Феликс осклабился, но предупреждению внял. Покорно сложил руки на столе. Как на допросе. Он бывал на допросах…
– Права не имеешь, – не слишком уверенно буркнул пленник. Он ещё не определился, до каких пределов можно наглеть. Верховский красноречиво промолчал в ответ. – Ты, небось, не в курсе, как оно тогда было-то, да? Никаких этих статей грёбаных. Учишь человека – ну и леший с тобой, потом только не забудь привести на замеры. Вот и дед Василь меня так учил. Я, знаешь, был шибко любознательный. Способный. Чё б такого не учить?
– Действительно.
– Вот видишь, всё честно, – Феликс испытующе сощурился. – Он вообще честный был – жуть. Как только меня такого воспитал, а?
– Так ты и не сирота, чтоб тебя наставник воспитывал.
– Вот зря ты. Родители у меня – труженики образцовые, – с насмешливой гордостью заявил Феликс. – Я б тоже был, если б не ваши молодчики.
– Всё-то у тебя кто-нибудь другой виноват.
– А что, нет? Скажи давай, что надо было добровольно легавым сдаться, и всё бы как попёрло, как заколосилось, – Феликс пытливо сощурился. Его одутловатое лицо, неестественно жёлтое от тусклого рассеянного света, казалось хищным. – Ты-то что – всё сам, всё сам? Вот прям так, из-под забора – и в большие начальники?
– Не сам, – спокойно согласился Верховский.
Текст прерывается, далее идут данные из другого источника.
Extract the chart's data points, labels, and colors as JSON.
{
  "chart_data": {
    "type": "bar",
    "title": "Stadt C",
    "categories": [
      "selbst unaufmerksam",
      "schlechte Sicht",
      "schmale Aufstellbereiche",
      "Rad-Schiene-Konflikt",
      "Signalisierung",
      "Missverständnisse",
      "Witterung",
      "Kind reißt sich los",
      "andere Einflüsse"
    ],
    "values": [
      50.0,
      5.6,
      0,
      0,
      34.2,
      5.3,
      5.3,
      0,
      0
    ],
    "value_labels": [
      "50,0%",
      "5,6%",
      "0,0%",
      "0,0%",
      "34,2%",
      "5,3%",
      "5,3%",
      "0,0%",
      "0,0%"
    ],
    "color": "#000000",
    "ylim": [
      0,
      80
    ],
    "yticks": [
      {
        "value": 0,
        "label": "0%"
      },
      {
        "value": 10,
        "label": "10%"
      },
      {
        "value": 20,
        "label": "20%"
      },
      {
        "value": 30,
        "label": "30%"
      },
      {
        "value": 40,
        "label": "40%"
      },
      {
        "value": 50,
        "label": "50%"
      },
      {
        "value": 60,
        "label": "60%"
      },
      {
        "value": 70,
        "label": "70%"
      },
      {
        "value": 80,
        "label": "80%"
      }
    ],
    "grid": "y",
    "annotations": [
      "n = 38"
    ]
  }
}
Давно прошли времена, когда подобные выпады могли его уязвить. – Ты знал, чем по работе занимается Рябов?
– Да где ж знал, – Феликс усмехнулся. – Дед Василь был мужик правильный. Сказано – не разглашать, значит, не разглашать. Я узнал-то случайно, когда его уж того… Вязать пришли.
– При тебе?
– При мне. Сидел, знаешь, на кухне, какие-то задачки поделывал – дед на них мастер был, на задачки-то… И тут н-на – вломились при полном параде. Давай вменять: запрещённые практики, нелегальное наставничество, умышленное сокрытие… Я послушал-послушал да и смотался от греха подальше.
– Пространственным прыжком?
– Само собой. Как бы я мимо ваших красавцев ножками шёл?..
…Требовательно заверещал телефон. Не отрывая взгляда от дороги, Верховский потянулся за трубкой. Он не удивился бы сейчас никакому голосу – хоть Авилова, хоть Липатова, но звонил всего лишь Старов. Младший офицер бодрился; поспать у него тоже так и не получилось. Хорошо бы отправить его домой, но отсутствующий сотрудник выглядит ещё подозрительнее, чем просто клюющий носом. Михаил добросовестно отчитался о походе к надзорщикам, робко поинтересовался состоянием напарника и доложил, что, кроме него и Чернова, в отделе пока никого нет.
– А должны бы, – вслух рассудил Верховский, сверившись со временем. Десятый час. Не к добру это. – Что там наши пострадавшие?
– Все у медиков. Тяжёлый отлёживается, остальных помыли, покормили и обследуют, – оживившись, отрапортовал Старов. Воистину, есть безотказный способ привести парня в чувство: вверить его заботам кого-нибудь страдающего. – Я к ним в обед ещё схожу. Раньше, сказали, всё равно не пустят.